According to lawyers for condemned inmate Cleve Foster, the Texas Department of Criminal Justice has been illegally purchasing lethal injection drugs. According to the attorneys, Maurie Levin of UT School of Law, and Sandra Babcock of Northwestern University School of Law, the state's prison agency has been purchasing controlled substances – including drugs used for lethal injections – under the Drug Enforcement Administration registration certificate assigned to an entity that hasn't existed for nearly 30 years. "[A]s a result, we believe that TDCJ is unlawfully in possession of an unlawfully dispensing controlled substances," the lawyers wrote in a letter to U.S. Attorney General Eric Holder.Fascinating. The issue of physician participation in capital punishment is an old and vexed one; I wonder if this is happening because UTMB would not let TDCJ secure execution drugs under their pharmacy license?
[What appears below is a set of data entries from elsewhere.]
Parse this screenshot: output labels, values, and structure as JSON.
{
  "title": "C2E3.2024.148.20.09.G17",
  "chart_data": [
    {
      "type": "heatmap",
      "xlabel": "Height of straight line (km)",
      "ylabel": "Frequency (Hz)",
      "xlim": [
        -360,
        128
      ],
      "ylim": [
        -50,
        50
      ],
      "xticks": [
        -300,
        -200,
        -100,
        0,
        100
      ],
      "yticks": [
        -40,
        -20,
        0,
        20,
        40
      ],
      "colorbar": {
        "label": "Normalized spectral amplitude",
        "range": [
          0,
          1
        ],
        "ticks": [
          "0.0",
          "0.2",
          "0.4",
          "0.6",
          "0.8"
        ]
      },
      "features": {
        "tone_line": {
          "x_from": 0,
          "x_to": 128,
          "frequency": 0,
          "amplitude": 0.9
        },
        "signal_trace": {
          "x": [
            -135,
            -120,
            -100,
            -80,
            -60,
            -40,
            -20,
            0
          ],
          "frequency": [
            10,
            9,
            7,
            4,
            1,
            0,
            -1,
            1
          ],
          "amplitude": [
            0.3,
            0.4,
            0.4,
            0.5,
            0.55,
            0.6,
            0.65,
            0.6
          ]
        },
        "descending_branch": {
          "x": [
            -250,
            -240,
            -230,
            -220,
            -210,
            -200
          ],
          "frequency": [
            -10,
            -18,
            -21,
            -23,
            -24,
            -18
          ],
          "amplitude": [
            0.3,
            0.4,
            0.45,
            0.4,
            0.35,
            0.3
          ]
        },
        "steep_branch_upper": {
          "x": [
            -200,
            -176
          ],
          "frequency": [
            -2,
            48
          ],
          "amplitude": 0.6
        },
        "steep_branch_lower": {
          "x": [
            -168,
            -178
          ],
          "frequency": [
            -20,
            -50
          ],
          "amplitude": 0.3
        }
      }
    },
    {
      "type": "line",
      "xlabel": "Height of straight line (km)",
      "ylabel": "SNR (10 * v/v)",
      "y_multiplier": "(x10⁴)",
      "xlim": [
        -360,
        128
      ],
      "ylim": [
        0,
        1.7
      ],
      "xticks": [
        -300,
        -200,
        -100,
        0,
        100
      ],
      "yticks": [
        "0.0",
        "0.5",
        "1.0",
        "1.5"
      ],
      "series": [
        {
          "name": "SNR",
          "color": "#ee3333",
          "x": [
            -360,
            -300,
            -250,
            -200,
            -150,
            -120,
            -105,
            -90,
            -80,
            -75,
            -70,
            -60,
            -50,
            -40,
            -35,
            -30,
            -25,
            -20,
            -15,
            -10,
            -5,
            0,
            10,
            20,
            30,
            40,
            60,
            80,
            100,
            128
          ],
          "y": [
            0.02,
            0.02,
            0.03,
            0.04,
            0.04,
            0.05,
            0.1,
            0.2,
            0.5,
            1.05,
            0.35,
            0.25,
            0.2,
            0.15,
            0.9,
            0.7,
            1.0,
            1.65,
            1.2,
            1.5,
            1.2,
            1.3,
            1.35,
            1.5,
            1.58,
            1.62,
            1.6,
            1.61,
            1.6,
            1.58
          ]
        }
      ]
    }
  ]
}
I can't think of another situation where a controlled substance would be authorized by non-physicians or maintained by un-registered, non-pharmacist handlers.
The problem, it appears, is that TDCJ has been purchasing controlled substances under a registration number assigned to the system's Huntsville Unit Hospital, which, it turns out, has been closed since 1983. TDCJ medical services are provided by the UTMB, and although the med system has "numerous DEA registration numbers, none of them is actually registered to either the Huntsville Unit," which has been purchasing the drugs, or to the address listed on the registration. "DEA Registration numbers must be renewed every three years," write the lawyers, who are representing Foster, scheduled to be executed April 5. "Assuming the DEA registration number used by TDCJ last month to purchase controlled substances was one originally issued to the Huntsville Unit Hospital, TDCJ has failed, on information and belief, to advise the DEA for the past twenty-eight years of the fact that the Huntsville Unit Hospital no longer exists," and that what actually exists at that location is a prison unit with a warden that is "purchasing and dispensing controlled substances" with a number "registered to a nonexistent entity."
Uh-oh. That doesn't sound so good. And neither does this: According to the lawyers, it appears that the drugs aren't being kept at a pharmacy or by a DEA-registered handler. "At no point is an appropriately licensed or authorized practitioner involved in the dispensing process, and at no point is a prescription written to transfer the controlled substances to a member of the execution team," the lawyers write.
Even if TDCJ changes their DEA registration to an active entity, that won't resolve questions about the drugs already obtained. There are seven executions scheduled so far this year, with one set for next week; I wouldn't be surprised to see executions postponed over this.
I am not personally a death penalty abolitionist. But even I can see that the faux medicalization of capital punishment through lethal injection is mainly a public-relations ploy, allowing the state to pretend executions are somehow a medical procedure analogous to others performed by healers instead of premeditated, calculated killing. (Consider the absurdist vanity of sterilizing the injection site with alcohol before administering lethal drugs.) The firing squad, hanging, guillotine, even a single bullet to the back of the head would all work just as well. Indeed, a strong argument can be made that a firing squad or bullet to the head may be more "humane." But those methods of killing are messy and difficult to watch, while killing via lethal injection gives the practice a veneer of professionalism and decorum that makes it more acceptable to a squeamish public.
Barring torture and/or intentional prolonging of suffering, IMO the method of killing is far less important than the decision to kill itself, by whatever means. The punishment for murder is the same, after all, whether one uses a knife, gun, garrote, or pushes their victim off the top of a tall building. Similarly, I don't see why it makes much difference how the state kills people it plans to execute, which is why it doesn't seem worth it for the TDCJ to violate federal laws governing controlled substances just to keep the death-house machinery up and running.